(In 1952, polio reached its peak in the United States with 21,000 cases of paralytic polio. The first polio vaccine was introduced in 1955. By 1965, the total paralytic cases had fallen to 61. In this fictionalized history series, we will be experiencing the aftermath of polio, before the dramatic triumph of a vaccine. If you're just joining us, go back to Part 1.)
Fifty-Five Years and Three Months Since Hospital Admission
October 2007 (63 years old)
Fierce, heaven light slashed through the black windows.
Blue and violent.
The night nurse waited for the rumble of thunder. Impatient, it rattled the windows. The storm gusted and marched closer. Looked like they sat in the firing line.
The nurse glanced at the board.
No call bells yet. That was good at least.
The ones chronically awake tended not to care about weather, and the sleepy ones need way more to crack through those calloused ears.
But they would wake eventually, and with her luck, all at once.
A vicious crack and boom landed right outside the building.
She jolted from the shock.
The red exit sign glowed in the fresh darkness.
She hurried to the window and saw a maple tree laying in two tangled halves. Smoke, or maybe steam, curled from splintered wood.
The lights surged. From the emergency generator. But something wasn't right. They pulsed three times down to a sickly yellow.
Out by the maple tree, a brilliant plume of electric sparks exploded like hot fire works. The generator was by that tree. The assisted living home winked back to black.
The phone rang.
The nurse rushed over.
"I just got an emergency alarm," a groggy voice said. The administrator was waking up. "What's going on?"

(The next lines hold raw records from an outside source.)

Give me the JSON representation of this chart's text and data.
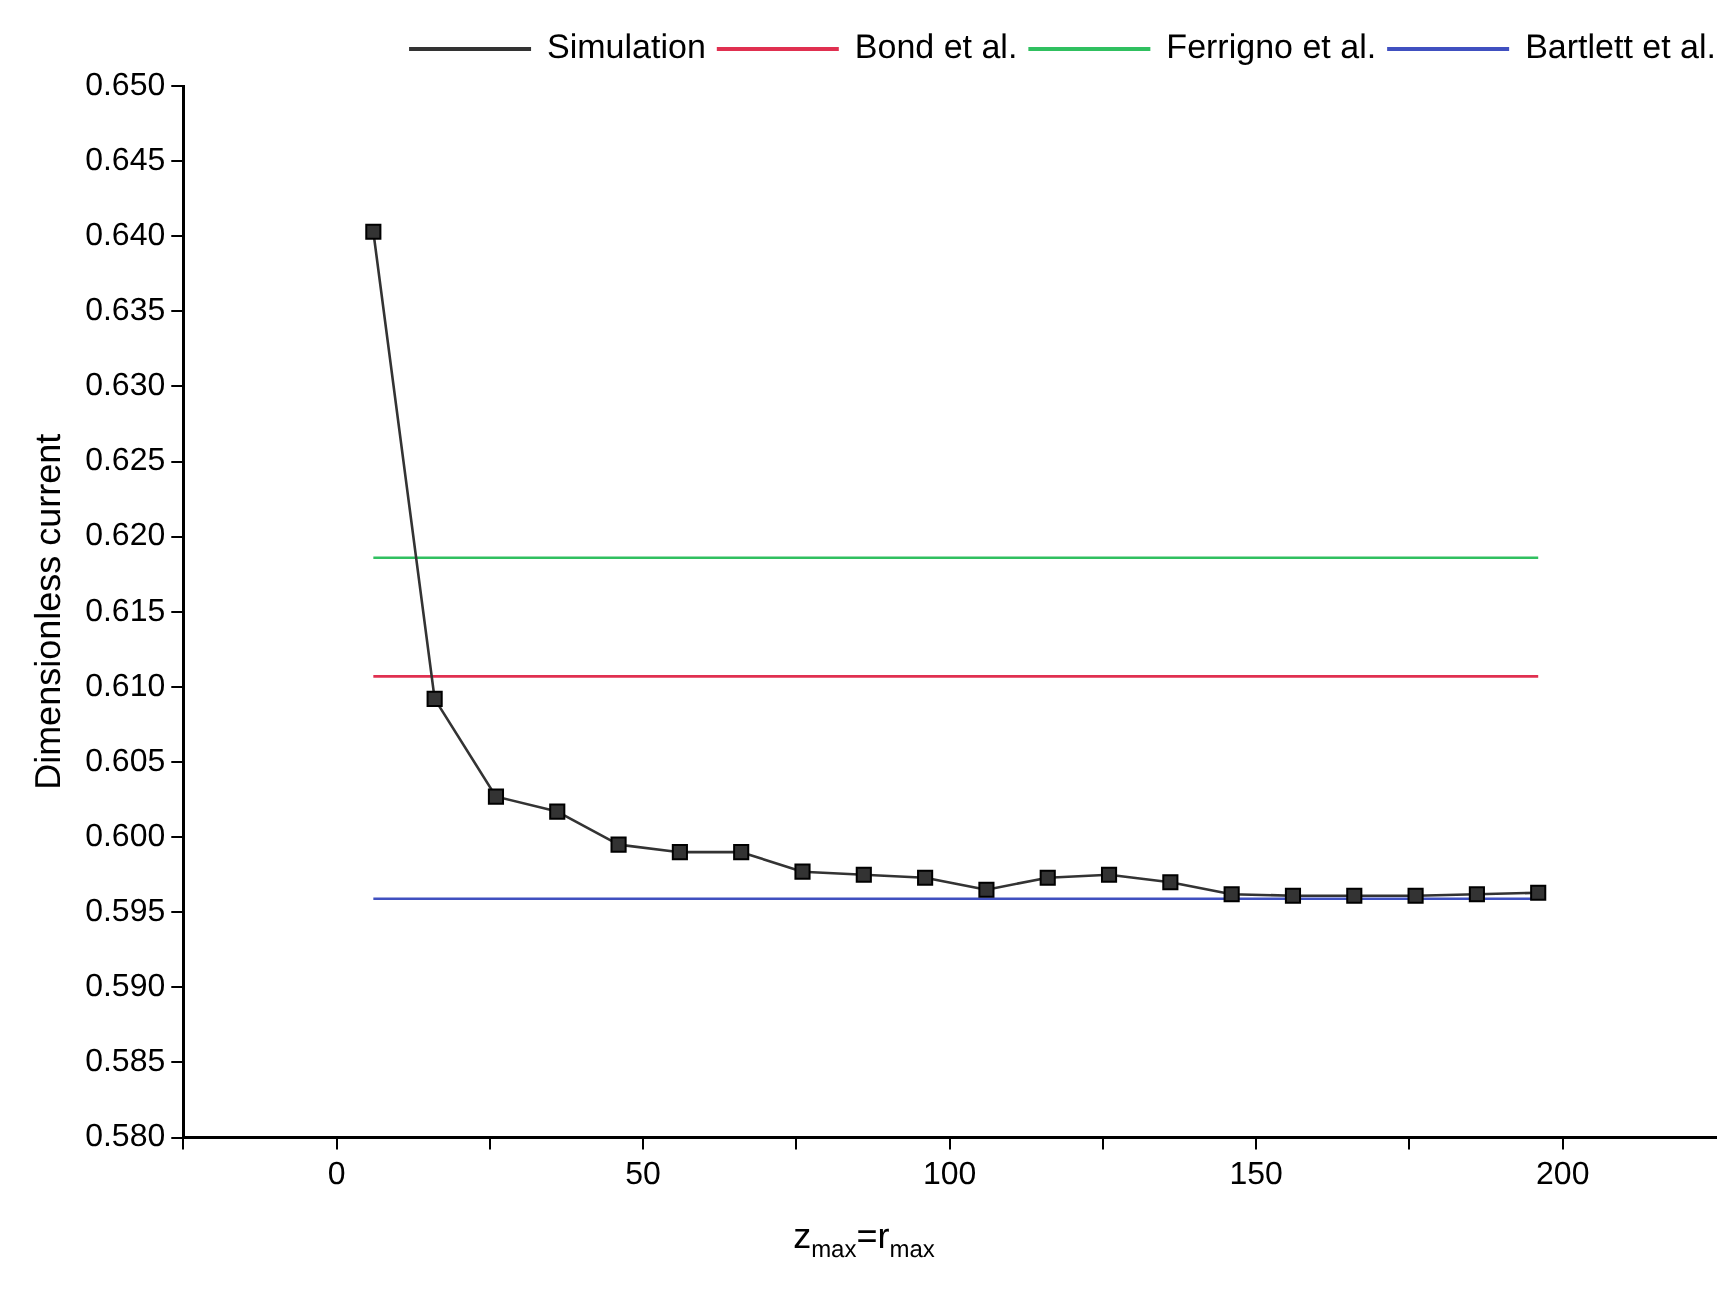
{
  "chart_data": {
    "type": "line",
    "xlabel": "z$_{max}$=r$_{max}$",
    "ylabel": "Dimensionless current",
    "xlim": [
      -25,
      225
    ],
    "xticks": [
      {
        "value": -25,
        "label": null
      },
      0,
      {
        "value": 25,
        "label": null
      },
      50,
      {
        "value": 75,
        "label": null
      },
      100,
      {
        "value": 125,
        "label": null
      },
      150,
      {
        "value": 175,
        "label": null
      },
      200
    ],
    "ylim": [
      0.58,
      0.65
    ],
    "yticks": [
      {
        "value": 0.58,
        "label": "0.580"
      },
      0.585,
      {
        "value": 0.59,
        "label": "0.590"
      },
      0.595,
      {
        "value": 0.6,
        "label": "0.600"
      },
      0.605,
      {
        "value": 0.61,
        "label": "0.610"
      },
      0.615,
      {
        "value": 0.62,
        "label": "0.620"
      },
      0.625,
      {
        "value": 0.63,
        "label": "0.630"
      },
      0.635,
      {
        "value": 0.64,
        "label": "0.640"
      },
      0.645,
      {
        "value": 0.65,
        "label": "0.650"
      }
    ],
    "grid": false,
    "legend": "top right",
    "series": [
      {
        "name": "Simulation",
        "color": "#333333",
        "marker": "square",
        "x": [
          6,
          16,
          26,
          36,
          46,
          56,
          66,
          76,
          86,
          96,
          106,
          116,
          126,
          136,
          146,
          156,
          166,
          176,
          186,
          196
        ],
        "values": [
          0.6403,
          0.6092,
          0.6027,
          0.6017,
          0.5995,
          0.599,
          0.599,
          0.5977,
          0.5975,
          0.5973,
          0.5965,
          0.5973,
          0.5975,
          0.597,
          0.5962,
          0.5961,
          0.5961,
          0.5961,
          0.5962,
          0.5963
        ]
      },
      {
        "name": "Bond et al.",
        "color": "#e03050",
        "marker": "none",
        "x": [
          6,
          196
        ],
        "values": [
          0.6107,
          0.6107
        ]
      },
      {
        "name": "Ferrigno et al.",
        "color": "#30c060",
        "marker": "none",
        "x": [
          6,
          196
        ],
        "values": [
          0.6186,
          0.6186
        ]
      },
      {
        "name": "Bartlett et al.",
        "color": "#4050c0",
        "marker": "none",
        "x": [
          6,
          196
        ],
        "values": [
          0.5959,
          0.5959
        ]
      }
    ]
  }
}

"Lightning strike! No power!"
"The generator's out!"
"Jesus," he said.
Cold sweat erupted all over the nurse's panicked movements. "The ventilators!"
"Call 911. How many patients?"
"Wait. I'll call. You get portable oxygen on those patients. Better than nothing."
Black nausea rocked the nurse's stomach. "Julia...."
"Two, maybe three minutes. I'm not sure."
"You have to operate the iron lung manually," he said. "I'm on my way."
"I don't know how!"
"Levers on the side. They move the diaphragm. Go!"
"I don't know!"
The nurse slammed down the phone and ran.
She skidded into Julia's black doorway.
How strange, the silence.
No clanging, mechanical breaths.
Several months ago, I learned of the death of Dianne Odell, who was confined to an iron lung for nearly 60 years following a Polio infection she contracted at three years of age. Her courageous life was cut short by a power outage during a thunderstorm in May 2008. Years before, her father kept her alive during a power outage by hand-operating her iron lung for hours until the National Guard brought a generator. After that experience, the family purchased a generator for the house. Unfortunately, on the night of the power outage, they could not start the generator. Dianne passed away before help arrived.
I was so moved by the story and the plight of Polio victims whose iron lungs are no longer manufactured or officially maintained that I wanted to write this series. This story is not Dianne Odell's story. Julia is my creation, my attempt to understand some of the pain, and joys, of life so severely affected by disease.
I dedicate Julia to all those who have suffered because of Polio--the victims as well as their families. I hope history never forgets them. I hope we will always celebrate their lessons of the extraordinary reach and triumph of the human condition.